Buddy was unconcerned. I’ve always admired dogs for their lack of guile and awareness of their own impermanence. Every day is the greatest day of their life, and the next day will be even better, and the next day after that will be even better. He lay near by, contentedly eating his roast meat and preparing for whatever the day had in store, blissfully unconscious of his destiny. I, on the other hand, resisted the impulse to postpone the appointment for a few more days as tears streamed freely. Deb, my wife, stated it was time to go before I realized it. The last vehicle journey.

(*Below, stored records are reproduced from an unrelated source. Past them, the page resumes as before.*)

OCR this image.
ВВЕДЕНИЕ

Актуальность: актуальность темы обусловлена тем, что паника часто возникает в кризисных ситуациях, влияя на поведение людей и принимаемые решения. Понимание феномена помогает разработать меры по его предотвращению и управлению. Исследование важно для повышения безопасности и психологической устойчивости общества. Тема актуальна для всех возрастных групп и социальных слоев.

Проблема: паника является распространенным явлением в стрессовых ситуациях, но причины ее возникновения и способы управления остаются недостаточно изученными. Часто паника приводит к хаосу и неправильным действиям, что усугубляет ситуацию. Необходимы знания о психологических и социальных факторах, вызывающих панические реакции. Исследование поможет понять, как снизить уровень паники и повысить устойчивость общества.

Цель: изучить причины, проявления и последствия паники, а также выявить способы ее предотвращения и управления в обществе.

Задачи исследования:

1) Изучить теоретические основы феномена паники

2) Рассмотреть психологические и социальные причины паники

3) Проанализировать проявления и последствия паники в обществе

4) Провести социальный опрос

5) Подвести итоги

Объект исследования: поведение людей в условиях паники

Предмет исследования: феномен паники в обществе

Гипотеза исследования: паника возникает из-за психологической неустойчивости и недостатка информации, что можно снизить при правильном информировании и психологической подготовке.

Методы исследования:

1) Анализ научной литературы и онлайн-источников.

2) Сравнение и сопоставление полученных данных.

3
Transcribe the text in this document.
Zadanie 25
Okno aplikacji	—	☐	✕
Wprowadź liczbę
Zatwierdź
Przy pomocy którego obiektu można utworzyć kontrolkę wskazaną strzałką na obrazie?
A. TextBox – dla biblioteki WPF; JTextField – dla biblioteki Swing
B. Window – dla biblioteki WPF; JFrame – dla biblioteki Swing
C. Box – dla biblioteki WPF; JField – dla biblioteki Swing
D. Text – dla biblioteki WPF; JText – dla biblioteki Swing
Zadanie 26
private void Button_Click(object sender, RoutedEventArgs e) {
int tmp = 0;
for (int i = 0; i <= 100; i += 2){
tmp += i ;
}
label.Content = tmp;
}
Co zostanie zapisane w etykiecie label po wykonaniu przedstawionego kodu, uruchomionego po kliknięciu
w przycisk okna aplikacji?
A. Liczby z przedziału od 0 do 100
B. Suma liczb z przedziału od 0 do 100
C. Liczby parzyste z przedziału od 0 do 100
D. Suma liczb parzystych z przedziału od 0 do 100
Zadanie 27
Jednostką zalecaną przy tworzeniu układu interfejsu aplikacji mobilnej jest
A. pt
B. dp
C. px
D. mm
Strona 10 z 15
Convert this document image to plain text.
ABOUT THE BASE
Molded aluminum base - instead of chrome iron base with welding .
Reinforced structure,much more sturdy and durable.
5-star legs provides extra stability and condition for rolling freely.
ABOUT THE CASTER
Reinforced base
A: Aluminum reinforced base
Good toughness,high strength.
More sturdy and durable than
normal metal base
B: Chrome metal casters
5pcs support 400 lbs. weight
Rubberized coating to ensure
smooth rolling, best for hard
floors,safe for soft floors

The veterinary technician escorted us into an examination room and described the procedure to us in a kind manner. Buddy would be given a strong, fast-acting sedative that would put him to sleep in the literal meaning of the word. After that, the euthanizing solution would be administered intravenously, and death would occur within 30 seconds. We might be there for the whole operation or only a portion of it.

 

Buddy, who hates coming to the vet, was attempting to exit the examination room by an external side door, but we restrained him and the vet tech administered the anesthetic before exiting the room. The medication worked promptly. Buddy took a few steps, then sat down, resting his head between his front paws and closing his eyes calmly; his motions were similar to settling down for one of the countless of naps he’d had over the years. We sat next to him and touched his hair. Deb wanted to stay until the second solution was administered and be there when he died, but I felt it was preferable if our last memory of Buddy was of him breathing deeply, calm, and maybe dreaming of finally capturing the chipmunk who had tormented him for so long. We snuck out the back door and drove home in silence.

***

The conclusion: I like owning a dog. I like having someone to talk to. I like receiving genuine love and repaying it. I like being outdoors, and having a dog provides you an excuse to go around town or in the woods without being judged weird. So, four months after Buddy died while visiting a friend in West Virginia, I rescued Danni, a seven-month-old baby, from an overcrowded shelter. She’s a lovely puppy, and I hope she has a long and happy life.

 

Have you ever had to euthanize your pet? Please tell us about your experience in the comments section.

 

 

The “when to put your dog down quiz” is a test that can help you decide when it’s time for your dog to pass on. The quiz will ask questions about your dog’s health, personality and behavior.